The other thing that’s been keeping me going in this flu marathon, is you, my wonderful readers. Just knowing you’re out there, and having other “big” people to talk to, or write to, is really great. Also, my iPad mini makes the most lovely sparkly harp sound every time someone likes a post, makes a comment, or starts to follow my blog, so these little magical noises brighten my day as I’m taking care of the kids. It’s like finding candy to see new notifications from my blogging platform, WordPress, on my home screen when I flip open my iPad.

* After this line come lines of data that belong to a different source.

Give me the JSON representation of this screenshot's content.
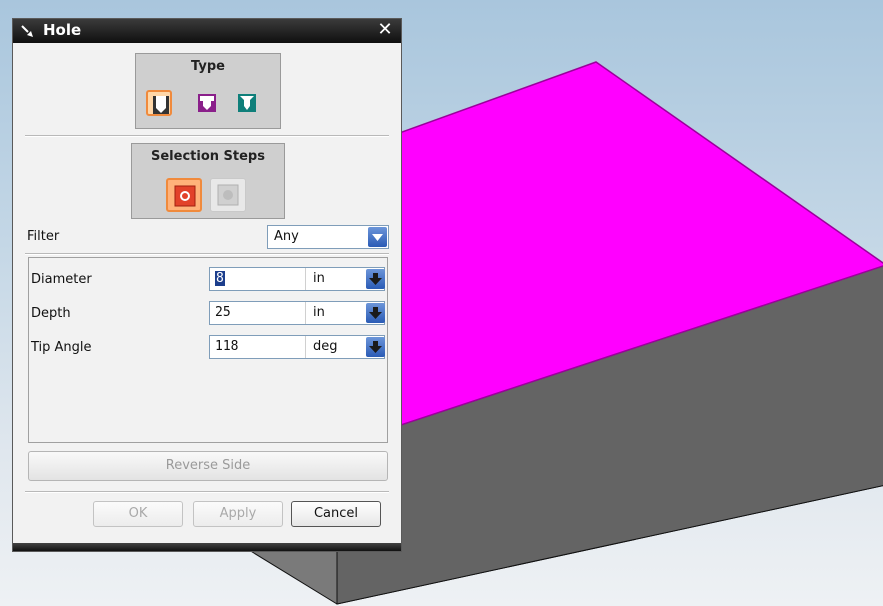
{
  "dialog": {
    "title": "Hole",
    "type_group": {
      "label": "Type",
      "options": [
        "simple-hole-icon",
        "counterbore-hole-icon",
        "countersink-hole-icon"
      ],
      "selected_index": 0
    },
    "selection_steps": {
      "label": "Selection Steps",
      "steps": [
        "placement-face-icon",
        "thru-face-icon"
      ],
      "active_index": 0
    },
    "filter": {
      "label": "Filter",
      "value": "Any"
    },
    "parameters": [
      {
        "label": "Diameter",
        "value": "8",
        "unit": "in"
      },
      {
        "label": "Depth",
        "value": "25",
        "unit": "in"
      },
      {
        "label": "Tip Angle",
        "value": "118",
        "unit": "deg"
      }
    ],
    "reverse_side_label": "Reverse Side",
    "buttons": {
      "ok": "OK",
      "apply": "Apply",
      "cancel": "Cancel"
    }
  },
  "colors": {
    "top_face": "#ff00ff",
    "side_face": "#7a7a7a",
    "accent": "#f08a3c"
  }
}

You’re all awesome! Thanks for visiting Crazyland, and as my herd of wild monkeys has finally settled down, it’s time for me to sleep.

On Vulnerability

Lately I’ve become a little addicted to reading The Hunger Games Trilogy, despite my initial resistance. My husband wanted to watch the first movie one night, and I refused, claiming it was not my kind of movie, and that the idea of violent teenagers in an arena was enough to give me daymares. So he bought the books instead and got totally hooked, reading it tons while he was home sick for a few days. Then my husband, who loves to share, convinced me to read it too, and after this we’ll likely watch all the movies. That’s what I get for not watching one movie! ๐Ÿ˜‰

But I’m glad, and it’s a lot more engrossing than I imagined. Certainly the ideas of media control, surveillance, and propaganda in their harsh society are politically relevant and spookily real at times. But honestly, what’s really grabbing me is the romance. Tortured teenage love triangle, which sounds cheesy but is actually quite beautifully done. I’m only half way through book two, but what interests me so far is the main character Katniss’ inability to authentically respond to love.

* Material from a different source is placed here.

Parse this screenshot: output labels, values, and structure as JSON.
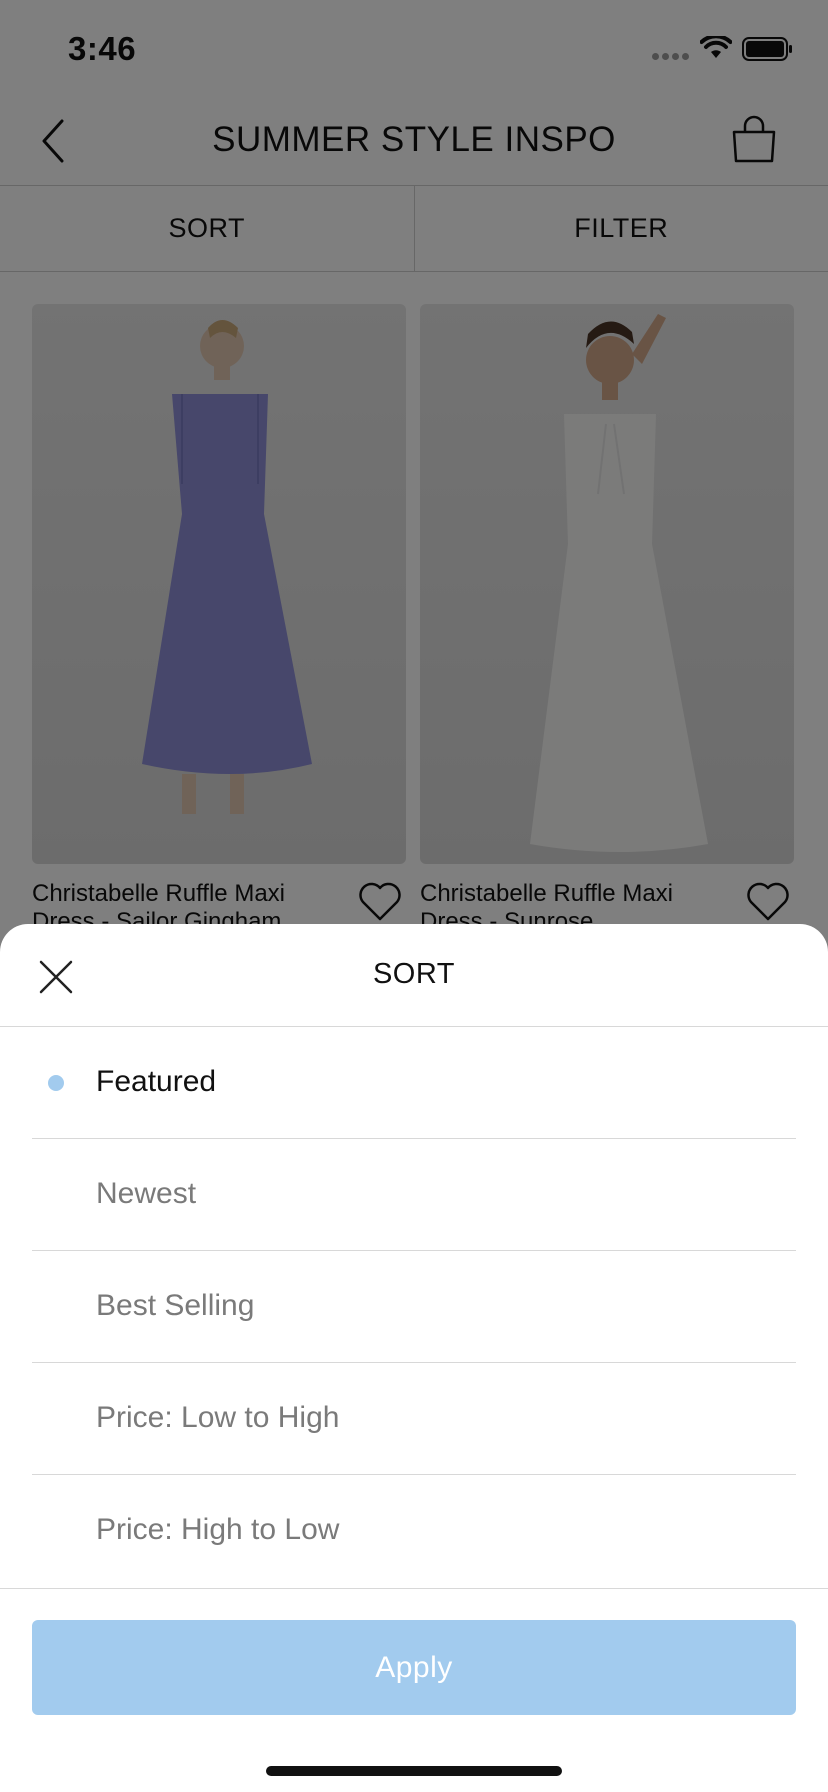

She craves the warmth and security of love a lot but fears it more. I think this is because to really open herself up to love would be the ultimate vulnerability. Her survival so far has been based on strength, grit, toughing it out, learning to lock away her emotions and overcome desperation to help her family survive. Her identity is the hunter, the provider, the one who doesn’t care about anyone but her family. The idea of letting her heart out of its cage frightens her, because she couldn’t defend it with violence, as she can her life. Her happiness would be out of her control.

As I said, love is the ultimate vulnerability; the more you love someone, the more their loss can hurt you, and in her precarious world this is a real danger. This is in a way the real tragedy in her world, that the freedom to love is choked by fear. But if we can’t love, are we really alive anyway?

When the baker’s son Peeta is repeatedly kind to her, she is suspicious. His willingness to repeatedly sacrifice himself for her causes confusion and shame; she can’t understand his actions. Only when he is severely wounded, and she can come to the rescue, does she allow herself to feel more. When he is strong, her pride rebels; when he is weak, she yearns to heal him.

It is similar with her best friend and hunting companion Gale; her strong attachment to him only becomes clearly romantic when he is flogged and near death. She only feels comfortable as the saviour, and gets evasive whenever love is expressed between equals. This changeable nature of her heart is extremely frustrating, and in a way, very realistic. After all, she’s a teenager!

Anyway, you can see what I’ve been doing in spare moments when feeding the baby, and what I’ve been obsessing over while doing the dishes. Yup, I’m hooked, and rooting for Peeta, the kind, generous, giving one who lays down his life again and again for Katniss. He reminds me of my husband. The nice guy whose strength lies in self-giving, as opposed to the dark, brooding hunter that is Gale.

But don’t tell me what happens; I’ll be crushed if my little crush is crushed…which given the awful nature of the world of The Hunger Games, is very likely.